As the mining, iron ore mining leases are being met, challenges will arise against the steel industry

(PTI) New delhi date. 23 December 2019, Saturday

With the completion of several mining leases, there is a possibility of disruption in the steel industry after March 5, said state-owned Steel Authority of India Ltd. (SAIL).

Some leases for coal and iron ore mining are coming to an end on March 7. As per the amended Mines and Minerals (Development and Regulation) Act, this license will not be renewed and the mines will be allocated through new auctions.

Due to the change in the Act, every allocation is taking place around the auction route today, with many issues being raised and it may be time for the steel industry to intervene from April next year. Because the coal will have to be re-auctioned, Sail sources said.

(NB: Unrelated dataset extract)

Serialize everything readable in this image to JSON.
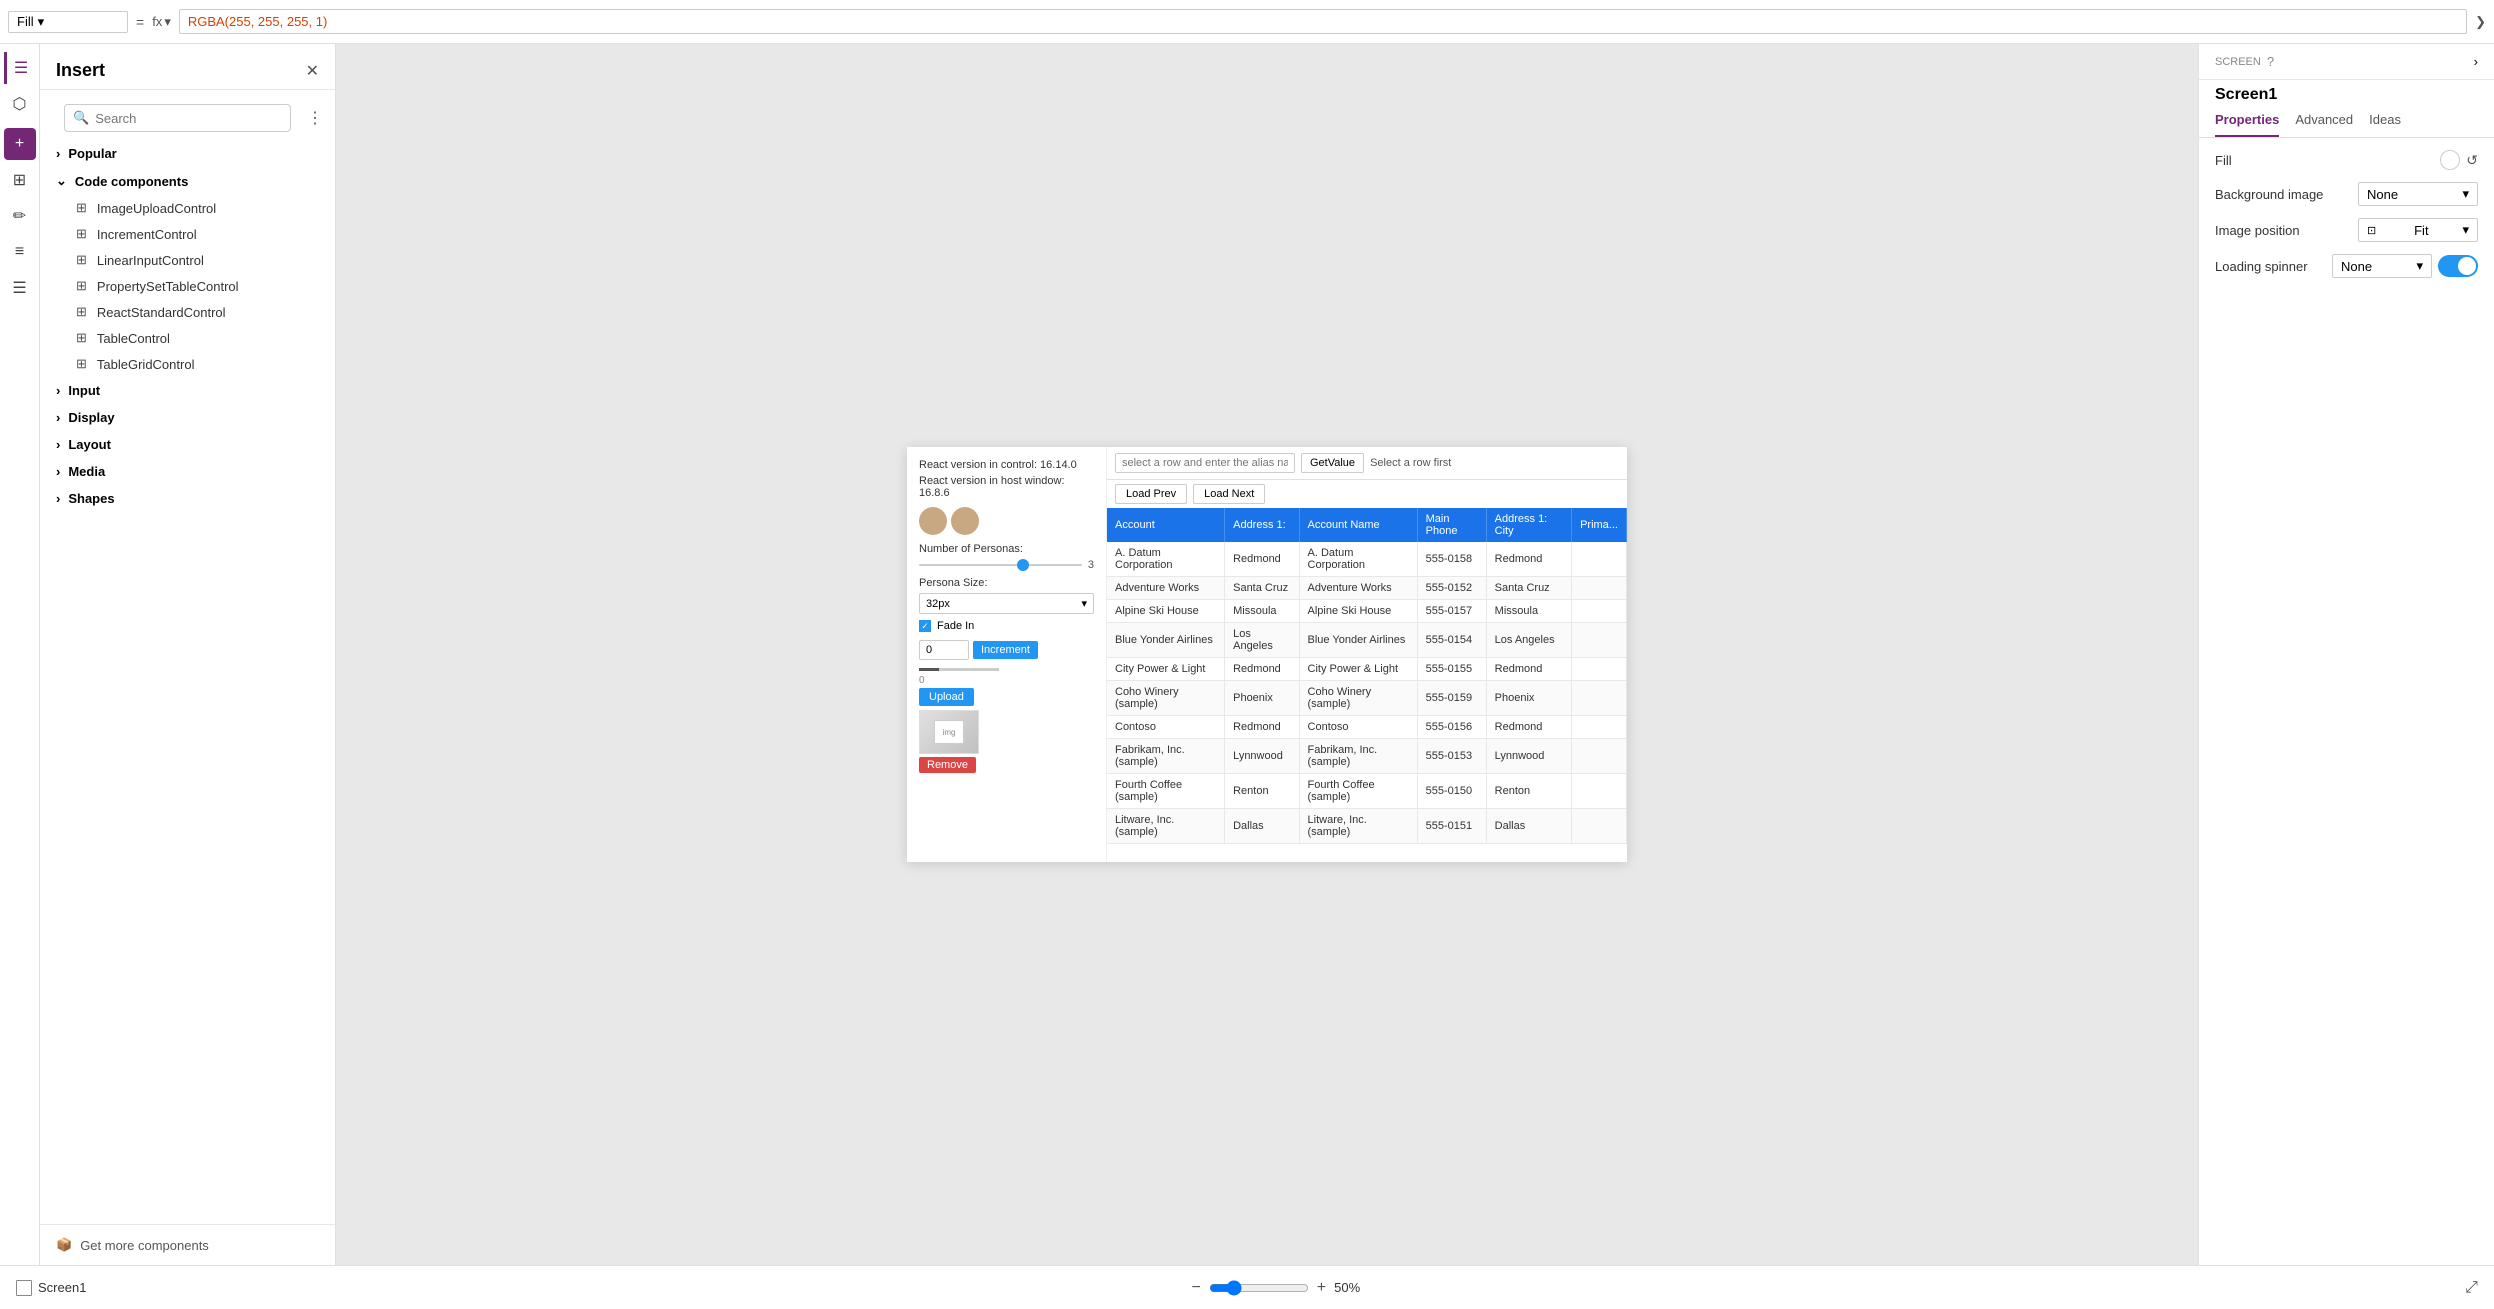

He was speaking at an event organized by Fiki. High raw material prices are also becoming a concern for the industry. In India, steel production costs are the highest today. The main reason for this is taxes.

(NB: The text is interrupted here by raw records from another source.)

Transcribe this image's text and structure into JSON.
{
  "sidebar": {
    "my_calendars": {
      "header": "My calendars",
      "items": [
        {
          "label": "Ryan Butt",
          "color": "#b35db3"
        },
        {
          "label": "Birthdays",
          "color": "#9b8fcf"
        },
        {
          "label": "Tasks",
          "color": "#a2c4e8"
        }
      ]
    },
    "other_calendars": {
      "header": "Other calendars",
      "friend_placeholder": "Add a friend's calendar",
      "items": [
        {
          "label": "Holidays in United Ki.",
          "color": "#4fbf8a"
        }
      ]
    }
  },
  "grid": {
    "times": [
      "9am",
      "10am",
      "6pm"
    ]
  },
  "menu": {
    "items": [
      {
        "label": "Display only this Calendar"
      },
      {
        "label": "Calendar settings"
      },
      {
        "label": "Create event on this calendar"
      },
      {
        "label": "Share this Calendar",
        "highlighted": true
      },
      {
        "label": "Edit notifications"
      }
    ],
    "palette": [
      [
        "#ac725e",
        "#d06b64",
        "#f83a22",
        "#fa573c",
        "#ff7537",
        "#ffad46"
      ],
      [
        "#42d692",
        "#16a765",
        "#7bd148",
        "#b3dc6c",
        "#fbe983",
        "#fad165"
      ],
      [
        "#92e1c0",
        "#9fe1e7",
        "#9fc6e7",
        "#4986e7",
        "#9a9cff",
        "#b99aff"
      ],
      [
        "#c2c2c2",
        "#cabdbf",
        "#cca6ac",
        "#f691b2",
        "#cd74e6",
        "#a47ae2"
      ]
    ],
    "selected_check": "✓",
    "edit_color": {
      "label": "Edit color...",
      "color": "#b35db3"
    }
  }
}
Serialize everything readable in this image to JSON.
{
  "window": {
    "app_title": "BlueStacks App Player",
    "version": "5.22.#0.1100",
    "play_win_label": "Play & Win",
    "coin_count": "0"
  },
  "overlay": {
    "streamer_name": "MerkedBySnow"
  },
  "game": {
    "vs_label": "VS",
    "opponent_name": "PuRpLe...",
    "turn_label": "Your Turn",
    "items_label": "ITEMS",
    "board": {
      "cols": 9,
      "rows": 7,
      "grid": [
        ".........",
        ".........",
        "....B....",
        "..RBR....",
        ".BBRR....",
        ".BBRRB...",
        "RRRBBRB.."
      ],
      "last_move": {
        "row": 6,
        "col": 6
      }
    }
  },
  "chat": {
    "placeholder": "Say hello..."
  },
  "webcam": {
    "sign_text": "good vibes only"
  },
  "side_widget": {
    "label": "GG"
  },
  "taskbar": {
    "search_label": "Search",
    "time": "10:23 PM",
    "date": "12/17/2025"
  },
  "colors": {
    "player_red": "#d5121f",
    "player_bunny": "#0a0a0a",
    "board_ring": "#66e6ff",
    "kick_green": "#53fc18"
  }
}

Twenty percent of the royalties pay for raw materials. Freight rates are higher here than in other countries. Apart from this, the cost of electricity also increases due to the cost of production, he said.

Coking coal and iron ore are two major raw materials for steel production. India is self-sufficient in iron ore but in terms of coal, steel industry mostly depends on imports.

Under the National Steel Policy, the government has set a target to increase steel production capacity in the country to 8 MT.